Citi Bike needs more in the bank.
The city's privately operated bike-share system will raise its annual membership fee by $10, to $179, starting at the end of July, Streetsblog has learned. The Lyft-owned company's Reduced Fare Bike Share program — which provides $5 monthly memberships for public housing residents and recipients of food stamps — will remain unchanged. That program is under-written by Healthfirst.
The 6-percent fee hike is the first increase since March, 2018, but it comes at a particularly difficult time, given the system's expansion into areas with lower median incomes than the current Citi Bike zone, plus a need to encourage more cycling as millions of New Yorkers will be reluctant to use public transit in the immediate post-coronavirus period.
Nonetheless, the de Blasio administration provides no public money to underwrite the annual fees of the bike share system, despite serving as many as 90,000 trips per day and playing an important role in the larger public transit network.
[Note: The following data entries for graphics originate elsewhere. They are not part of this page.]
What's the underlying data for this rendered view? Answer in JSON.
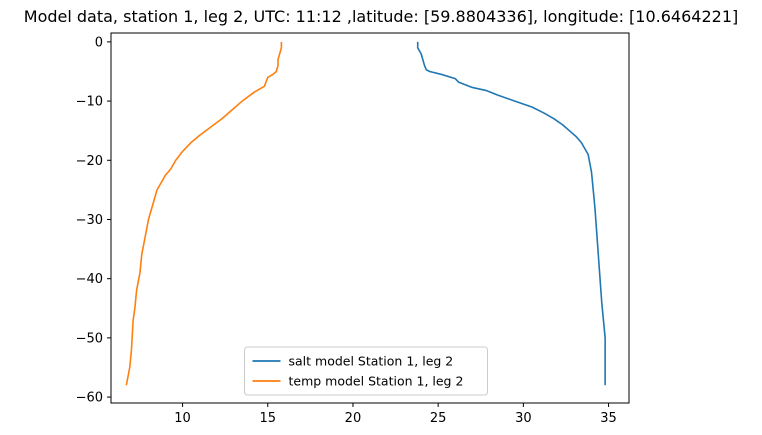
{
  "chart_data": {
    "type": "line",
    "title": "Model data, station 1, leg 2, UTC: 11:12 ,latitude: [59.8804336], longitude: [10.6464221]",
    "xlabel": "",
    "ylabel": "",
    "xlim": [
      5.8,
      36.2
    ],
    "ylim": [
      -61,
      1.5
    ],
    "xticks": [
      10,
      15,
      20,
      25,
      30,
      35
    ],
    "yticks": [
      0,
      -10,
      -20,
      -30,
      -40,
      -50,
      -60
    ],
    "xtick_labels": [
      "10",
      "15",
      "20",
      "25",
      "30",
      "35"
    ],
    "ytick_labels": [
      "0",
      "−10",
      "−20",
      "−30",
      "−40",
      "−50",
      "−60"
    ],
    "grid": false,
    "legend_position": "lower center",
    "series": [
      {
        "name": "salt model Station 1, leg 2",
        "color": "#1f77b4",
        "x": [
          23.8,
          23.8,
          23.9,
          24.0,
          24.1,
          24.2,
          24.3,
          24.5,
          25.2,
          26.0,
          26.2,
          27.0,
          27.8,
          28.5,
          29.5,
          30.5,
          31.2,
          31.8,
          32.3,
          32.7,
          33.1,
          33.4,
          33.8,
          34.0,
          34.1,
          34.2,
          34.3,
          34.4,
          34.5,
          34.6,
          34.7,
          34.8,
          34.8,
          34.8
        ],
        "y": [
          0,
          -1,
          -1.5,
          -2,
          -3,
          -4,
          -4.7,
          -5,
          -5.5,
          -6.2,
          -6.8,
          -7.7,
          -8.2,
          -9,
          -10,
          -11,
          -12,
          -13,
          -14,
          -15,
          -16,
          -17,
          -19,
          -22,
          -25,
          -28,
          -32,
          -36,
          -40,
          -44,
          -47,
          -50,
          -54,
          -58
        ]
      },
      {
        "name": "temp model Station 1, leg 2",
        "color": "#ff7f0e",
        "x": [
          15.8,
          15.8,
          15.7,
          15.6,
          15.6,
          15.5,
          15.3,
          15.0,
          14.8,
          14.2,
          13.5,
          12.9,
          12.3,
          11.6,
          11.0,
          10.5,
          10.0,
          9.6,
          9.3,
          9.0,
          8.8,
          8.5,
          8.3,
          8.0,
          7.8,
          7.6,
          7.5,
          7.3,
          7.2,
          7.1,
          7.0,
          6.9,
          6.7
        ],
        "y": [
          0,
          -1,
          -2,
          -3,
          -4,
          -5,
          -5.5,
          -6,
          -7.5,
          -8.5,
          -10,
          -11.5,
          -13,
          -14.5,
          -15.8,
          -17,
          -18.5,
          -20,
          -21.5,
          -22.5,
          -23.5,
          -25,
          -27,
          -30,
          -33,
          -36,
          -39,
          -42,
          -45,
          -47,
          -52,
          -55,
          -58
        ]
      }
    ]
  }
}
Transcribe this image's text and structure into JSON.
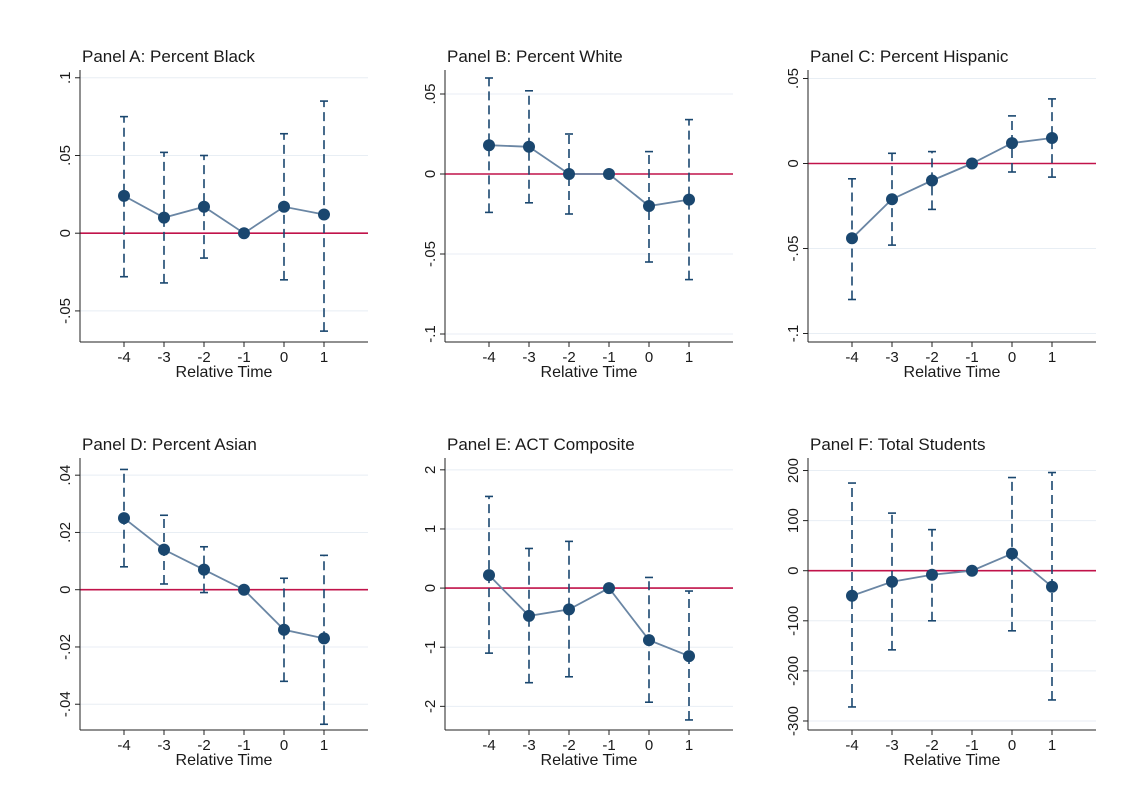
{
  "colors": {
    "marker": "#1a476f",
    "line": "#6a86a4",
    "ci": "#1a476f",
    "zero_line": "#c1134a",
    "grid": "#e8eef4",
    "axis": "#222222"
  },
  "chart_data": [
    {
      "type": "scatter",
      "title": "Panel A: Percent Black",
      "xlabel": "Relative Time",
      "ylabel": "",
      "x": [
        -4,
        -3,
        -2,
        -1,
        0,
        1
      ],
      "x_tick_labels": [
        "-4",
        "-3",
        "-2",
        "-1",
        "0",
        "1"
      ],
      "y": [
        0.024,
        0.01,
        0.017,
        0.0,
        0.017,
        0.012
      ],
      "ci_lower": [
        -0.028,
        -0.032,
        -0.016,
        0.0,
        -0.03,
        -0.063
      ],
      "ci_upper": [
        0.075,
        0.052,
        0.05,
        0.0,
        0.064,
        0.085
      ],
      "y_ticks": [
        -0.05,
        0,
        0.05,
        0.1
      ],
      "y_tick_labels": [
        "-.05",
        "0",
        ".05",
        ".1"
      ],
      "ylim": [
        -0.07,
        0.105
      ],
      "reference_line": 0,
      "grid": true
    },
    {
      "type": "scatter",
      "title": "Panel B: Percent White",
      "xlabel": "Relative Time",
      "ylabel": "",
      "x": [
        -4,
        -3,
        -2,
        -1,
        0,
        1
      ],
      "x_tick_labels": [
        "-4",
        "-3",
        "-2",
        "-1",
        "0",
        "1"
      ],
      "y": [
        0.018,
        0.017,
        0.0,
        0.0,
        -0.02,
        -0.016
      ],
      "ci_lower": [
        -0.024,
        -0.018,
        -0.025,
        0.0,
        -0.055,
        -0.066
      ],
      "ci_upper": [
        0.06,
        0.052,
        0.025,
        0.0,
        0.014,
        0.034
      ],
      "y_ticks": [
        -0.1,
        -0.05,
        0,
        0.05
      ],
      "y_tick_labels": [
        "-.1",
        "-.05",
        "0",
        ".05"
      ],
      "ylim": [
        -0.105,
        0.065
      ],
      "reference_line": 0,
      "grid": true
    },
    {
      "type": "scatter",
      "title": "Panel C: Percent Hispanic",
      "xlabel": "Relative Time",
      "ylabel": "",
      "x": [
        -4,
        -3,
        -2,
        -1,
        0,
        1
      ],
      "x_tick_labels": [
        "-4",
        "-3",
        "-2",
        "-1",
        "0",
        "1"
      ],
      "y": [
        -0.044,
        -0.021,
        -0.01,
        0.0,
        0.012,
        0.015
      ],
      "ci_lower": [
        -0.08,
        -0.048,
        -0.027,
        0.0,
        -0.005,
        -0.008
      ],
      "ci_upper": [
        -0.009,
        0.006,
        0.007,
        0.0,
        0.028,
        0.038
      ],
      "y_ticks": [
        -0.1,
        -0.05,
        0,
        0.05
      ],
      "y_tick_labels": [
        "-.1",
        "-.05",
        "0",
        ".05"
      ],
      "ylim": [
        -0.105,
        0.055
      ],
      "reference_line": 0,
      "grid": true
    },
    {
      "type": "scatter",
      "title": "Panel D: Percent Asian",
      "xlabel": "Relative Time",
      "ylabel": "",
      "x": [
        -4,
        -3,
        -2,
        -1,
        0,
        1
      ],
      "x_tick_labels": [
        "-4",
        "-3",
        "-2",
        "-1",
        "0",
        "1"
      ],
      "y": [
        0.025,
        0.014,
        0.007,
        0.0,
        -0.014,
        -0.017
      ],
      "ci_lower": [
        0.008,
        0.002,
        -0.001,
        0.0,
        -0.032,
        -0.047
      ],
      "ci_upper": [
        0.042,
        0.026,
        0.015,
        0.0,
        0.004,
        0.012
      ],
      "y_ticks": [
        -0.04,
        -0.02,
        0,
        0.02,
        0.04
      ],
      "y_tick_labels": [
        "-.04",
        "-.02",
        "0",
        ".02",
        ".04"
      ],
      "ylim": [
        -0.049,
        0.046
      ],
      "reference_line": 0,
      "grid": true
    },
    {
      "type": "scatter",
      "title": "Panel E: ACT Composite",
      "xlabel": "Relative Time",
      "ylabel": "",
      "x": [
        -4,
        -3,
        -2,
        -1,
        0,
        1
      ],
      "x_tick_labels": [
        "-4",
        "-3",
        "-2",
        "-1",
        "0",
        "1"
      ],
      "y": [
        0.22,
        -0.47,
        -0.36,
        0.0,
        -0.88,
        -1.15
      ],
      "ci_lower": [
        -1.1,
        -1.6,
        -1.5,
        0.0,
        -1.93,
        -2.23
      ],
      "ci_upper": [
        1.55,
        0.67,
        0.79,
        0.0,
        0.18,
        -0.05
      ],
      "y_ticks": [
        -2,
        -1,
        0,
        1,
        2
      ],
      "y_tick_labels": [
        "-2",
        "-1",
        "0",
        "1",
        "2"
      ],
      "ylim": [
        -2.4,
        2.2
      ],
      "reference_line": 0,
      "grid": true
    },
    {
      "type": "scatter",
      "title": "Panel F: Total Students",
      "xlabel": "Relative Time",
      "ylabel": "",
      "x": [
        -4,
        -3,
        -2,
        -1,
        0,
        1
      ],
      "x_tick_labels": [
        "-4",
        "-3",
        "-2",
        "-1",
        "0",
        "1"
      ],
      "y": [
        -50,
        -22,
        -8,
        0,
        34,
        -32
      ],
      "ci_lower": [
        -272,
        -158,
        -100,
        0,
        -120,
        -258
      ],
      "ci_upper": [
        175,
        115,
        82,
        0,
        186,
        196
      ],
      "y_ticks": [
        -300,
        -200,
        -100,
        0,
        100,
        200
      ],
      "y_tick_labels": [
        "-300",
        "-200",
        "-100",
        "0",
        "100",
        "200"
      ],
      "ylim": [
        -318,
        225
      ],
      "reference_line": 0,
      "grid": true
    }
  ]
}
City Hall did not respond to an initial request for comment. But cycling advocates were concerned about the fee increase.
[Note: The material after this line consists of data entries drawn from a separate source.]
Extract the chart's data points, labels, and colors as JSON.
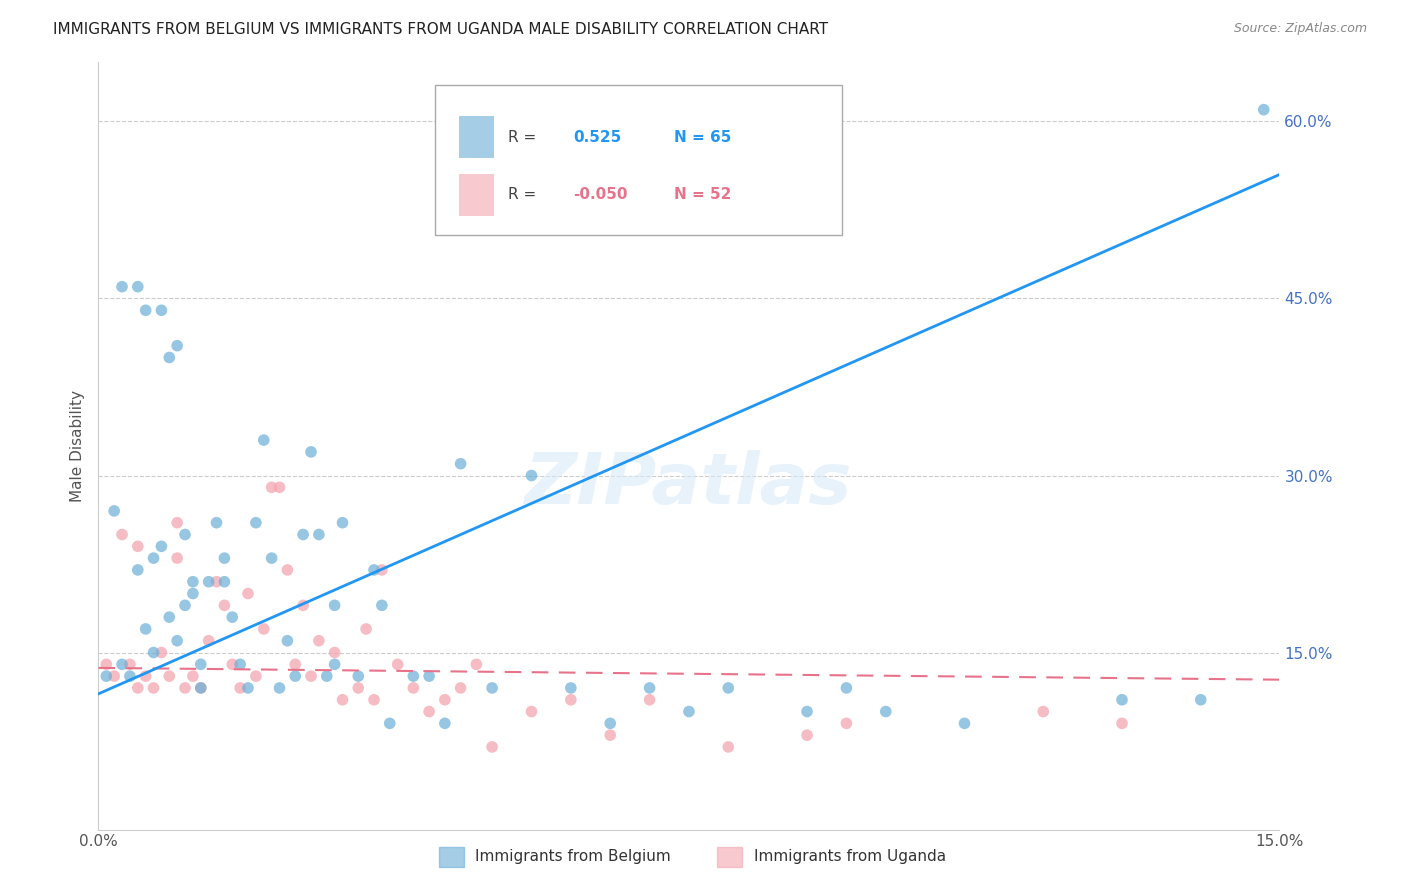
{
  "title": "IMMIGRANTS FROM BELGIUM VS IMMIGRANTS FROM UGANDA MALE DISABILITY CORRELATION CHART",
  "source": "Source: ZipAtlas.com",
  "ylabel": "Male Disability",
  "xlim": [
    0.0,
    0.15
  ],
  "ylim": [
    0.0,
    0.65
  ],
  "yticks": [
    0.15,
    0.3,
    0.45,
    0.6
  ],
  "ytick_labels": [
    "15.0%",
    "30.0%",
    "45.0%",
    "60.0%"
  ],
  "xtick_labels": [
    "0.0%",
    "",
    "",
    "15.0%"
  ],
  "belgium_R": 0.525,
  "belgium_N": 65,
  "uganda_R": -0.05,
  "uganda_N": 52,
  "belgium_color": "#6aaed6",
  "uganda_color": "#f4a6b0",
  "belgium_line_color": "#2196F3",
  "uganda_line_color": "#e8728a",
  "watermark": "ZIPatlas",
  "axis_label_color": "#4472C4",
  "grid_color": "#cccccc",
  "belgium_line_x": [
    0.0,
    0.15
  ],
  "belgium_line_y": [
    0.115,
    0.555
  ],
  "uganda_line_x": [
    0.0,
    0.15
  ],
  "uganda_line_y": [
    0.137,
    0.127
  ],
  "belgium_scatter_x": [
    0.001,
    0.002,
    0.003,
    0.003,
    0.004,
    0.005,
    0.005,
    0.006,
    0.006,
    0.007,
    0.007,
    0.008,
    0.008,
    0.009,
    0.009,
    0.01,
    0.01,
    0.011,
    0.011,
    0.012,
    0.012,
    0.013,
    0.013,
    0.014,
    0.015,
    0.016,
    0.016,
    0.017,
    0.018,
    0.019,
    0.02,
    0.021,
    0.022,
    0.023,
    0.024,
    0.025,
    0.026,
    0.027,
    0.028,
    0.029,
    0.03,
    0.03,
    0.031,
    0.033,
    0.035,
    0.036,
    0.037,
    0.04,
    0.042,
    0.044,
    0.046,
    0.05,
    0.055,
    0.06,
    0.065,
    0.07,
    0.075,
    0.08,
    0.09,
    0.095,
    0.1,
    0.11,
    0.13,
    0.14,
    0.148
  ],
  "belgium_scatter_y": [
    0.13,
    0.27,
    0.14,
    0.46,
    0.13,
    0.22,
    0.46,
    0.17,
    0.44,
    0.23,
    0.15,
    0.24,
    0.44,
    0.18,
    0.4,
    0.16,
    0.41,
    0.19,
    0.25,
    0.21,
    0.2,
    0.14,
    0.12,
    0.21,
    0.26,
    0.23,
    0.21,
    0.18,
    0.14,
    0.12,
    0.26,
    0.33,
    0.23,
    0.12,
    0.16,
    0.13,
    0.25,
    0.32,
    0.25,
    0.13,
    0.19,
    0.14,
    0.26,
    0.13,
    0.22,
    0.19,
    0.09,
    0.13,
    0.13,
    0.09,
    0.31,
    0.12,
    0.3,
    0.12,
    0.09,
    0.12,
    0.1,
    0.12,
    0.1,
    0.12,
    0.1,
    0.09,
    0.11,
    0.11,
    0.61
  ],
  "uganda_scatter_x": [
    0.001,
    0.002,
    0.003,
    0.004,
    0.005,
    0.005,
    0.006,
    0.007,
    0.008,
    0.009,
    0.01,
    0.01,
    0.011,
    0.012,
    0.013,
    0.014,
    0.015,
    0.016,
    0.017,
    0.018,
    0.019,
    0.02,
    0.021,
    0.022,
    0.023,
    0.024,
    0.025,
    0.026,
    0.027,
    0.028,
    0.03,
    0.031,
    0.033,
    0.034,
    0.035,
    0.036,
    0.038,
    0.04,
    0.042,
    0.044,
    0.046,
    0.048,
    0.05,
    0.055,
    0.06,
    0.065,
    0.07,
    0.08,
    0.09,
    0.095,
    0.12,
    0.13
  ],
  "uganda_scatter_y": [
    0.14,
    0.13,
    0.25,
    0.14,
    0.12,
    0.24,
    0.13,
    0.12,
    0.15,
    0.13,
    0.26,
    0.23,
    0.12,
    0.13,
    0.12,
    0.16,
    0.21,
    0.19,
    0.14,
    0.12,
    0.2,
    0.13,
    0.17,
    0.29,
    0.29,
    0.22,
    0.14,
    0.19,
    0.13,
    0.16,
    0.15,
    0.11,
    0.12,
    0.17,
    0.11,
    0.22,
    0.14,
    0.12,
    0.1,
    0.11,
    0.12,
    0.14,
    0.07,
    0.1,
    0.11,
    0.08,
    0.11,
    0.07,
    0.08,
    0.09,
    0.1,
    0.09
  ]
}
“At some point, high subscription rates will collide with expansion of the system into lower income parts of the city," Jon Orcutt of Bike New York. "We may indeed be past that point already. The city should take a look at bike share fare policies in major world cities and figure out an approach to maximize access.”
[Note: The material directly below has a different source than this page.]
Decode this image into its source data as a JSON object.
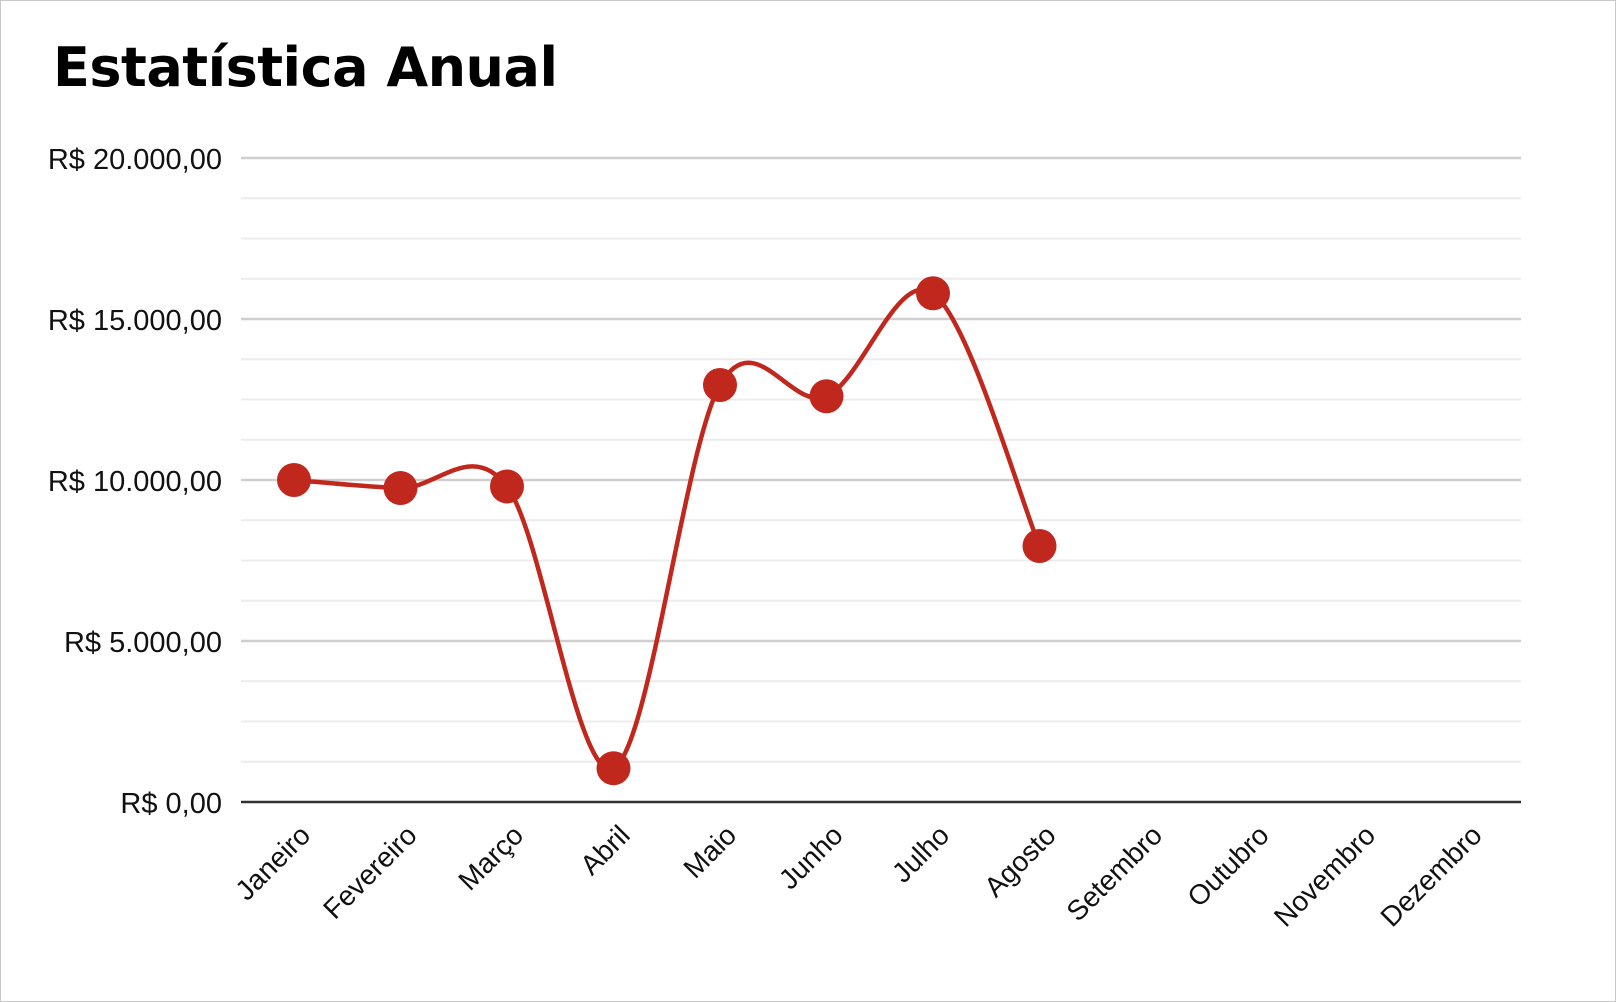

Orcutt added that the city should prepare for a worst-case scenario: if Lyft, which suffered massive layoffs in April, is unable to meet its obligations.
But a company spokesperson said the company is not in any deep financial danger — and the fee increase merely reflects the higher cost of running a system that is expanding its footprint. Citi Bike will reach roughly half of the Bronx and all of Upper Manhattan sometime in 2021, part of a larger expansion that will grow the system's footprint in Queens and Brooklyn through 2023.
"We’re committed to investing in Citi Bike and bringing affordable, reliable transportation to more New Yorkers," the spokesperson said. "This modest increase supports our growing operations and expansion to serve more communities in the Bronx and Upper Manhattan and add thousands of ebikes."
Even at $179 a year, the cost of a Citi Bike membership, with unlimited rides on 15,000 thousand non-electric bikes, is still less than two months on an unlimited MetroCard, which is $127 per month. The system will comprise 4,000 electric assist bikes by the end of this year. Those bikes can be rented with an additional fee.
The reference to the subway was not lost on Transportation Alternatives, which turned the focus on the mayor's failure to subsidize Citi Bike, even as he continues to pour money into his ferry system.
"If the mayor saw Citi Bike as part of the transit system, this [increase] might not be necessary. But he doesn't, so it is," said TransAlt spokesman Joe Cutrufo. "At a time when people are seeking alternatives to crowded trains, and especially when overnight subway service is non-existent, then hopefully this fare increase will help speed up the expansion of Citi Bike into more neighborhoods."